3月22日VG槻輪の「わがまち紹介」の大阪造幣局の帰り、姉の山田昭子と二人で近くの大長寺に寄ることにした。地図ではすぐ近くの筈が、タクシーはある区画を2−3回廻って、なんと最初の大通りで
見つけてくれた。
確かに寺の白壁と瓦屋根と黒い金属扉が閉まった10mくらいの間口の建物で見つけにくい。 わざわざこの寺を訪れたのは亡くなった母や兄の会話によく出てきた。 私達の実家が明治時代より檀家としてお世話になったお寺である。というより近松門左衛門が享保5年(1720年)、この寺で起きた心中事件を題材に書き下ろし、大人気を得た義理と愛の人情話・浄瑠璃「心中天網島(しんじゅうてんのあみじま)」のモデルになった寺である。 あらすじは末尾に書こう。
私達が住んでいたのは今の天満駅付近だが、昭和20年6月7日の大空襲に遭い、この一帯が焼け野原になった。 この寺も焼け落ち、やっと昭和46年に落慶となった。

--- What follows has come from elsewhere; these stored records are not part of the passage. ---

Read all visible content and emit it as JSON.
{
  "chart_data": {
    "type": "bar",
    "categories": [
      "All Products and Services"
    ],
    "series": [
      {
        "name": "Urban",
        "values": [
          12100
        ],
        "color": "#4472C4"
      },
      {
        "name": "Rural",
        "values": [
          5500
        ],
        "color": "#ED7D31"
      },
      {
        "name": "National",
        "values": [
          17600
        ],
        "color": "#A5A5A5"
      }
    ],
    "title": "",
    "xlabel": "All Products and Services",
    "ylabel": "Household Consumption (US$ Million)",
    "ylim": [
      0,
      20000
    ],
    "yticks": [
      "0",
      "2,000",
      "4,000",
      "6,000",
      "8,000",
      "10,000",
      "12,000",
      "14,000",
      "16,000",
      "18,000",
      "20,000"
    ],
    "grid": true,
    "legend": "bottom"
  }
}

この大長寺は明治42年まで北300mの今の藤田美術館辺りにあったが、明治の豪商藤田伝三郎氏が藤田邸や太閤園や美術館や巨大な庭園整備に現在の地へと移らせた。 政商にもなった藤田一族は巨万の富を得て、男爵の位も得、5月5日の節句には子供を連れて行けばみんなにお菓子をくださったと母は言っていたが、へそまがりの私には少しもあり難いとは感じない。
私達二人は閉っている通用門を恐る恐る押して中に入ると、敷地一杯に檀家の墓石と浄瑠璃で有名になった「小春、治兵衛の比翼塚」が黒くなりながらどっしりと構えていた。 さすが戦火に耐えたらしい。 江戸時代の狭客の碑や移籍前の庭の再現コーナーもあったが、昭和20年8月14日の大空襲でなくなった人への護讃地蔵菩薩の方が心に残った。 終戦前日の事である。 寺の建物は三階建てのマンション風で寺院として重厚さに欠けているように思ったが、本堂に入らせていただくと意外に広く、その奥にはご本尊が燦然と輝いている。 私は思わず手を合わせて、涙がでてきた。 みんなに守られた78年間の自分の命に対する感謝の念だろうか。

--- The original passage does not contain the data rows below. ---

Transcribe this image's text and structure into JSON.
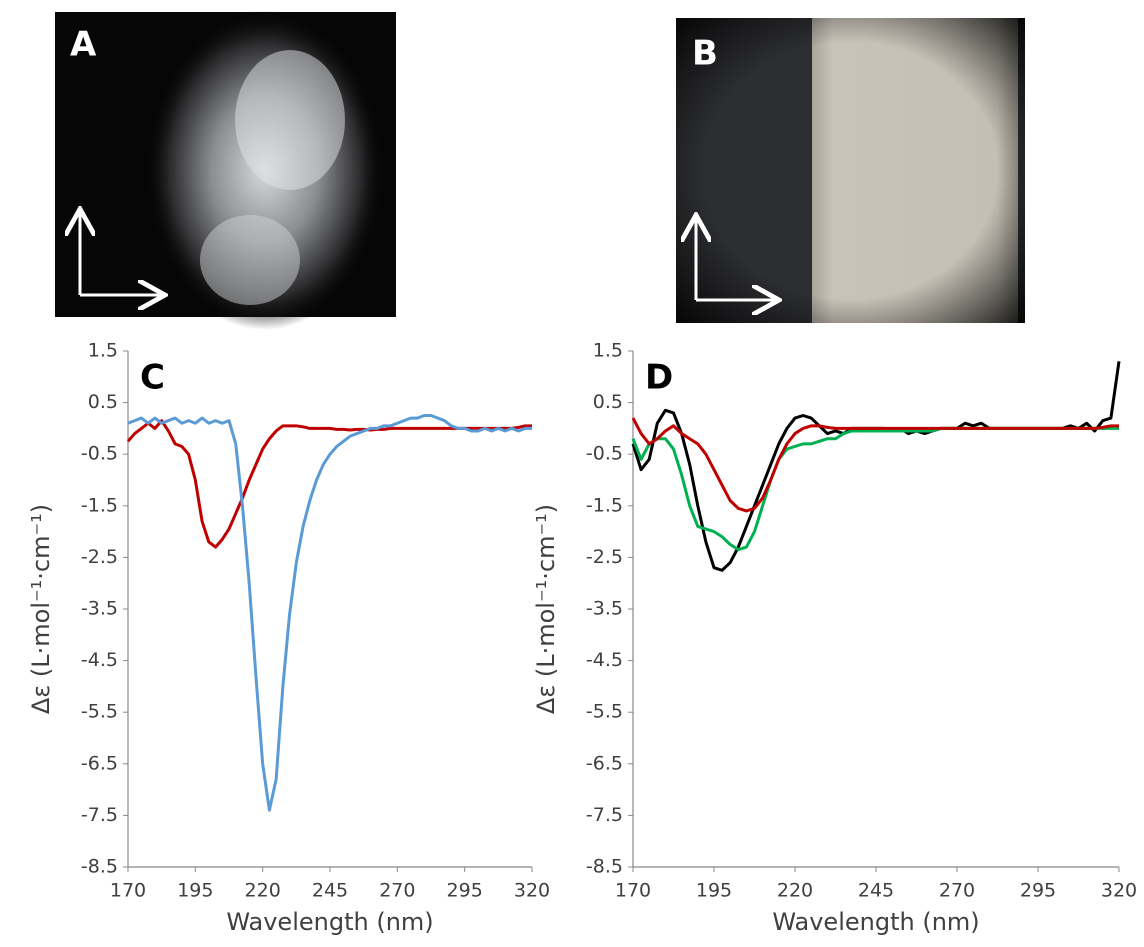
{
  "images": [
    {
      "label": "A"
    },
    {
      "label": "B"
    }
  ],
  "chart_data": [
    {
      "type": "line",
      "panel_label": "C",
      "x_label": "Wavelength (nm)",
      "y_label": "Δε (L·mol⁻¹·cm⁻¹)",
      "x": [
        170,
        172.5,
        175,
        177.5,
        180,
        182.5,
        185,
        187.5,
        190,
        192.5,
        195,
        197.5,
        200,
        202.5,
        205,
        207.5,
        210,
        212.5,
        215,
        217.5,
        220,
        222.5,
        225,
        227.5,
        230,
        232.5,
        235,
        237.5,
        240,
        242.5,
        245,
        247.5,
        250,
        252.5,
        255,
        257.5,
        260,
        262.5,
        265,
        267.5,
        270,
        272.5,
        275,
        277.5,
        280,
        282.5,
        285,
        287.5,
        290,
        292.5,
        295,
        297.5,
        300,
        302.5,
        305,
        307.5,
        310,
        312.5,
        315,
        317.5,
        320
      ],
      "series": [
        {
          "color": "#c00000",
          "values": [
            -0.25,
            -0.1,
            0,
            0.1,
            0,
            0.15,
            -0.05,
            -0.3,
            -0.35,
            -0.5,
            -1.0,
            -1.8,
            -2.2,
            -2.3,
            -2.15,
            -1.95,
            -1.65,
            -1.35,
            -1.0,
            -0.7,
            -0.4,
            -0.2,
            -0.05,
            0.05,
            0.05,
            0.05,
            0.03,
            0,
            0,
            0,
            0,
            -0.02,
            -0.02,
            -0.03,
            -0.02,
            -0.02,
            -0.03,
            -0.02,
            -0.02,
            0,
            0,
            0,
            0,
            0,
            0,
            0,
            0,
            0,
            0,
            0,
            0,
            0,
            0,
            0,
            0,
            0,
            0,
            0,
            0.02,
            0.05,
            0.05
          ]
        },
        {
          "color": "#5b9bd5",
          "values": [
            0.1,
            0.15,
            0.2,
            0.1,
            0.2,
            0.1,
            0.15,
            0.2,
            0.1,
            0.15,
            0.1,
            0.2,
            0.1,
            0.15,
            0.1,
            0.15,
            -0.3,
            -1.5,
            -3.0,
            -4.8,
            -6.5,
            -7.4,
            -6.8,
            -5.0,
            -3.6,
            -2.6,
            -1.9,
            -1.4,
            -1.0,
            -0.7,
            -0.5,
            -0.35,
            -0.25,
            -0.15,
            -0.1,
            -0.05,
            0,
            0,
            0.05,
            0.05,
            0.1,
            0.15,
            0.2,
            0.2,
            0.25,
            0.25,
            0.2,
            0.15,
            0.05,
            0,
            0,
            -0.05,
            -0.05,
            0,
            -0.05,
            0,
            -0.05,
            0,
            -0.05,
            0,
            0
          ]
        }
      ],
      "xlim": [
        170,
        320
      ],
      "xticks": [
        170,
        195,
        220,
        245,
        270,
        295,
        320
      ],
      "ylim": [
        -8.5,
        1.5
      ],
      "yticks": [
        1.5,
        0.5,
        -0.5,
        -1.5,
        -2.5,
        -3.5,
        -4.5,
        -5.5,
        -6.5,
        -7.5,
        -8.5
      ]
    },
    {
      "type": "line",
      "panel_label": "D",
      "x_label": "Wavelength (nm)",
      "y_label": "Δε (L·mol⁻¹·cm⁻¹)",
      "x": [
        170,
        172.5,
        175,
        177.5,
        180,
        182.5,
        185,
        187.5,
        190,
        192.5,
        195,
        197.5,
        200,
        202.5,
        205,
        207.5,
        210,
        212.5,
        215,
        217.5,
        220,
        222.5,
        225,
        227.5,
        230,
        232.5,
        235,
        237.5,
        240,
        242.5,
        245,
        247.5,
        250,
        252.5,
        255,
        257.5,
        260,
        262.5,
        265,
        267.5,
        270,
        272.5,
        275,
        277.5,
        280,
        282.5,
        285,
        287.5,
        290,
        292.5,
        295,
        297.5,
        300,
        302.5,
        305,
        307.5,
        310,
        312.5,
        315,
        317.5,
        320
      ],
      "series": [
        {
          "color": "#000000",
          "values": [
            -0.3,
            -0.8,
            -0.6,
            0.1,
            0.35,
            0.3,
            -0.1,
            -0.7,
            -1.5,
            -2.2,
            -2.7,
            -2.75,
            -2.6,
            -2.3,
            -1.9,
            -1.5,
            -1.1,
            -0.7,
            -0.3,
            0.0,
            0.2,
            0.25,
            0.2,
            0.05,
            -0.1,
            -0.05,
            -0.1,
            0,
            0,
            0,
            0,
            0,
            -0.05,
            0,
            -0.1,
            -0.05,
            -0.1,
            -0.05,
            0,
            0,
            0,
            0.1,
            0.05,
            0.1,
            0,
            0,
            0,
            0,
            0,
            0,
            0,
            0,
            0,
            0,
            0.05,
            0,
            0.1,
            -0.05,
            0.15,
            0.2,
            1.3
          ]
        },
        {
          "color": "#00b050",
          "values": [
            -0.2,
            -0.6,
            -0.3,
            -0.2,
            -0.2,
            -0.4,
            -0.9,
            -1.5,
            -1.9,
            -1.95,
            -2.0,
            -2.1,
            -2.25,
            -2.35,
            -2.3,
            -2.0,
            -1.5,
            -1.0,
            -0.6,
            -0.4,
            -0.35,
            -0.3,
            -0.3,
            -0.25,
            -0.2,
            -0.2,
            -0.1,
            -0.05,
            -0.05,
            -0.05,
            -0.05,
            -0.05,
            -0.05,
            -0.05,
            -0.05,
            -0.05,
            -0.05,
            -0.05,
            0,
            0,
            0,
            0,
            0,
            0,
            0,
            0,
            0,
            0,
            0,
            0,
            0,
            0,
            0,
            0,
            0,
            0,
            0,
            0,
            0,
            0,
            0
          ]
        },
        {
          "color": "#c00000",
          "values": [
            0.2,
            -0.1,
            -0.3,
            -0.2,
            -0.05,
            0.05,
            -0.1,
            -0.2,
            -0.3,
            -0.5,
            -0.8,
            -1.1,
            -1.4,
            -1.55,
            -1.6,
            -1.55,
            -1.35,
            -1.0,
            -0.6,
            -0.3,
            -0.1,
            0,
            0.05,
            0.05,
            0.02,
            0,
            0,
            0,
            0,
            0,
            0,
            0,
            0,
            0,
            0,
            0,
            0,
            0,
            0,
            0,
            0,
            0,
            0,
            0,
            0,
            0,
            0,
            0,
            0,
            0,
            0,
            0,
            0,
            0,
            0,
            0,
            0,
            0,
            0.02,
            0.05,
            0.05
          ]
        }
      ],
      "xlim": [
        170,
        320
      ],
      "xticks": [
        170,
        195,
        220,
        245,
        270,
        295,
        320
      ],
      "ylim": [
        -8.5,
        1.5
      ],
      "yticks": [
        1.5,
        0.5,
        -0.5,
        -1.5,
        -2.5,
        -3.5,
        -4.5,
        -5.5,
        -6.5,
        -7.5,
        -8.5
      ]
    }
  ]
}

昭和20年6月7日、連合軍米軍B29の数知れぬ襲撃に、母と4歳半の私は、家の前にあった防空壕で耐えきれず、おんぶされて2−3キロはある城北公園に逃げた。 季節柄、夏蒲団を背中にかぶって逃げたが、自警団かどなたから敵機から見えやすいと橋の上で捨てさせられた。 今回造幣局に行くとき渡った桜宮橋か源八橋であろう。 さらに桜宮小学校に一晩過ごし、家に戻ると何もなく、愕然とした。 母は明日の命も分からない、死ぬなら一緒にと願い、兄を石川県に学童疎開している山田昭子を迎えに行かせ、家族一同、親戚や会社の寮をたどり、池田に至った今の命である。 最近ある俳句蘭を引用させていただいて悪いが、「B29や炎の中の雛人形」。 多分3月に空襲にあった人だろうが、私達には疎開の荷物に入れず、最後まで楽しんでいたアルバム帳を惜しんだ。 私達姉妹のただ1枚の写真が叔父の家にあった。 当時の子供達にはB29とは悪者の象徴として、会話にでていた。 現代の子には死語になってしまったか、オスプレーの時代である。
2018年5月17日
上村 サト子
浄瑠璃、近松門左衛門「心中天網島」あらすじ
妻子ある天満の紙屋治兵衛と曾根崎新地の遊女小春がいい仲になり三年、店の身代を揺るがすまで入れ込んでしまう。 しかし身請けする甲斐性もない治兵衛は小春と心中の約束を交わす。 その気配を察した妻おさんが小春に死なせないでと手紙で切実に訴えたので、女同士の義理で小春が別れる決意をしたが、まだ治兵衛は未練が残り、店も何も手に付かない。 おさんはついに有り金と着物も質にいれ、小春を身請けするように治兵衛に向かわせるが、その間におさんの父が離縁させ、おさんを実家に連れ帰る。 治兵衛はいよいよ落ち込み、小春を茶屋から連れ出し、網島の大長寺にたどり着き、来世で必ず夫婦として結ばれるよう祈りながら心中する。